Le Journal de Montréal titrait en début de semaine : « Un record d’antidépresseurs ». Nous apprenions dans cet article que l’an dernier, plus de 11 millions d’ordonnances avaient été prescrites dans la province. Ça fait pas mal de pilules, mes amis! On signalait que c’était une augmentation de près de 10% par rapport à l’an dernier. La déprime semble en croissance constante chez nous. Plusieurs facteurs contribueraient à cette hausse : troubles de l’humeur, vieillissement, isolement, effritement du tissu social, crise économique, etc. De nombreux spécialistes mentionnent que la dépression demeure encore un sujet assez tabou chez nous. Il y a des préjugés qui sont fort résistants et nombre de personnes hésitent à consulter pour obtenir de l’aide. La dépression, c’est un mal qui nous mine de l’intérieur au fil des jours.

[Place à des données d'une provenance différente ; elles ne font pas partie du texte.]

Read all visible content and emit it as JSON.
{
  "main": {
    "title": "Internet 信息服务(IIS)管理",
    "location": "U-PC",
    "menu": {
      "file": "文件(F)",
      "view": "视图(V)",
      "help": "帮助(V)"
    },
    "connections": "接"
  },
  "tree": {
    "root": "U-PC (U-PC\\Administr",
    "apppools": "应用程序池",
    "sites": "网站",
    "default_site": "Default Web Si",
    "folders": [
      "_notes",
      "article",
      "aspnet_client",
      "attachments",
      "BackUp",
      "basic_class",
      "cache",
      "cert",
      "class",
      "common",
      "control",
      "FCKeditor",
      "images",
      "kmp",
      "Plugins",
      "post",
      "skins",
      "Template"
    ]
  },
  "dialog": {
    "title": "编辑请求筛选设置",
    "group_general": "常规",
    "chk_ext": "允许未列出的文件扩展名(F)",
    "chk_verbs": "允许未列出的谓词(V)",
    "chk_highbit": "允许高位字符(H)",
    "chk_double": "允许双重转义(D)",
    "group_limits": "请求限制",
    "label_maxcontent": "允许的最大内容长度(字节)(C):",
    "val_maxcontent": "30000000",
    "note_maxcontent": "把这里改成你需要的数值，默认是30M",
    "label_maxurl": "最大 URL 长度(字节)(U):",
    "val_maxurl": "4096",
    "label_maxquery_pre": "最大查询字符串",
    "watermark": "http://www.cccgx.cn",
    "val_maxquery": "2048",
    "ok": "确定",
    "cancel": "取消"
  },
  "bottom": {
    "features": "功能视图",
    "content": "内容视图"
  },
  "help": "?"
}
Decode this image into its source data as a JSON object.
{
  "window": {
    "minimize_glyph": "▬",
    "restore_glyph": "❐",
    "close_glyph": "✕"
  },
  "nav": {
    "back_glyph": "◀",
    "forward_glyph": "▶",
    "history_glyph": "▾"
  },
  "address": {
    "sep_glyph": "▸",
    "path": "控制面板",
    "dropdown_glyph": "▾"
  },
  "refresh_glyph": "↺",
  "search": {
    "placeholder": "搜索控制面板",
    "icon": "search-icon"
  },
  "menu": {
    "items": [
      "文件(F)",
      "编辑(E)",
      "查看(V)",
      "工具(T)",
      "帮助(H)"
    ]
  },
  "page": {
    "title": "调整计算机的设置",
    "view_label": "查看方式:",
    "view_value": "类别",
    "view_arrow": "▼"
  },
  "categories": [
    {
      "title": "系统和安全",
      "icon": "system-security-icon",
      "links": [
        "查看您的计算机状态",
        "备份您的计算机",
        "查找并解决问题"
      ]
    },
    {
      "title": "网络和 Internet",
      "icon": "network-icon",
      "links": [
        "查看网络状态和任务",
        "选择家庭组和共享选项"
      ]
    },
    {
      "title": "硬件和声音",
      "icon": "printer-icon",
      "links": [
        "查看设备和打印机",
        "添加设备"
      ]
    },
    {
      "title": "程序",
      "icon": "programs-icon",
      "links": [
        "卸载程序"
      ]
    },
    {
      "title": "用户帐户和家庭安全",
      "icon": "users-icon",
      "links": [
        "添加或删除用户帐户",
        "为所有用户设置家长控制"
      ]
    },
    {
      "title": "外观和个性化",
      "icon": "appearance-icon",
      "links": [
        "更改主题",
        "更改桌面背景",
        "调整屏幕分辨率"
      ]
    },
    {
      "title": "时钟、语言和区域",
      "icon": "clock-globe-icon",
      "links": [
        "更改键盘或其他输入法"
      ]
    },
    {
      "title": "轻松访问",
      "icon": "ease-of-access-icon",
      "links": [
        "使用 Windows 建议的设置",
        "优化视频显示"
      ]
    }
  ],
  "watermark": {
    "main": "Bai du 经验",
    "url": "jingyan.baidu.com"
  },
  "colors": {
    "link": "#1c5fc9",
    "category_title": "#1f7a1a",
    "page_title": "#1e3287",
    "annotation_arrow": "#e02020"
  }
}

Nous vivons tous des moments de doute, de vague à l’âme, d’échecs même. Et il arrive un jour où tout bascule sans trop savoir pourquoi. On se sent inutile, impuissant, déçu; on ne dort presque plus et on perd l’appétit; on manque d’intérêt et on fuit les autres; on se sent épuisé et on ressent une certaine culpabilité; on a même parfois des pensées morbides, voire suicidaires. Que se passe-t-il au juste? On ne se reconnaît plus, on n’ose pas l’avouer et on hésite à s’ouvrir et à demander l’aide salutaire.
Ces statistiques dévoilées cette semaine me font penser à Paul-André, un jeune homme dans la trentaine, à la belle prestance, mais au regard triste. Il me dit un jour, tout bonnement, en me regardant droit dans les yeux: « Tu sais, pendant dix ans, je suis passé à côté de ma vie. » Intrigué par cet aveu, j’avais à peine ouvert la bouche qu’il continua à me parler avec une étonnante éloquence : « J’étais fatigué et je n’avais envie de rien. J’ai commencé à m’éloigner de mes amis, à me refermer sur moi-même. J’avais aussi du mal à me concentrer et à travailler. J’ai consulté mon médecin et il m’a prescrit des médicaments. J’en ai pris pendant plusieurs années. Mais, ce sont des proches qui m’ont aidé le plus. Je me sens mieux, mais je reste fragile, vulnérable. »
Fragiles et vulnérables, nous le sommes. Personne n’est à l’abri d’une dépression. Elle est l’un des troubles psychologiques les plus fréquents, mais souvent mal connu du grand public. D’ailleurs, le mot n’a pas la même signification pour tout le monde. Entre 10 et 25 % des femmes risquent de faire une dépression au cours de leur vie; chez les hommes, 5 à 12 % d’entre eux courent le même risque. Dans le jargon médical, l’on distingue généralement deux types de dépression : la dépression majeure et la dysthymie. La première consiste en un ou plusieurs épisodes dépressifs majeurs qui tranchent avec le fonctionnement habituel de la personne. La dysthymie se caractérise davantage par des symptômes dépressifs chroniques et persistants qui peuvent durer plusieurs années.
L’Association canadienne pour la santé mentale estime qu’un Canadien sur cinq éprouvera une maladie mentale à un moment quelconque durant sa vie. Selon plusieurs rapports médicaux, il est possible de guérir plus de 60% des cas de dépression en associant judicieusement les antidépresseurs et la psychothérapie. Plusieurs études démontrent aussi que l’exercice pratiqué régulièrement fait fuir la dépression. Francine Therrien, kinésiologue, signale que la course repousse les frontières de la dépression. Dans certains cas, un exercice intense et régulier pourrait être aussi efficace que la prise d’antidépresseurs. Une activité sportive intense, pratiquée trois fois par semaine, aurait, selon la chercheure de l’Université de Sherbrooke, des effets neurologiques appréciables et contribuerait à lutter contre la dépression. Alors qu’attendons-nous pour chausser nos godasses et partir à la découverte des paysages splendides de cet automne des plus cléments. Qui sait ce que nous découvrirons au détour d’un sentier?
Le bonheur n’est-il pas fait de petites choses, de simples gestes, de paroles anodines, de larges sourires, d’éclats de rires? Il n’est pas toujours facile le chemin qui mène au bonheur. Il est vrai que nous devons penser aussi au bonheur de ceux qui nous entourent et qui nous aiment, mais ce que nous pouvons faire de mieux pour les autres, il me semble, c’est encore d’être heureux. La plus grande source de notre bonheur n’est-elle pas d’être bien avec soi? Devenir soi-même, n’est-ce pas l’aventure parfois difficile mais combien passionnante de toute une vi. J’aime ajouter, même après la vie. Allez, le meilleur est à venir!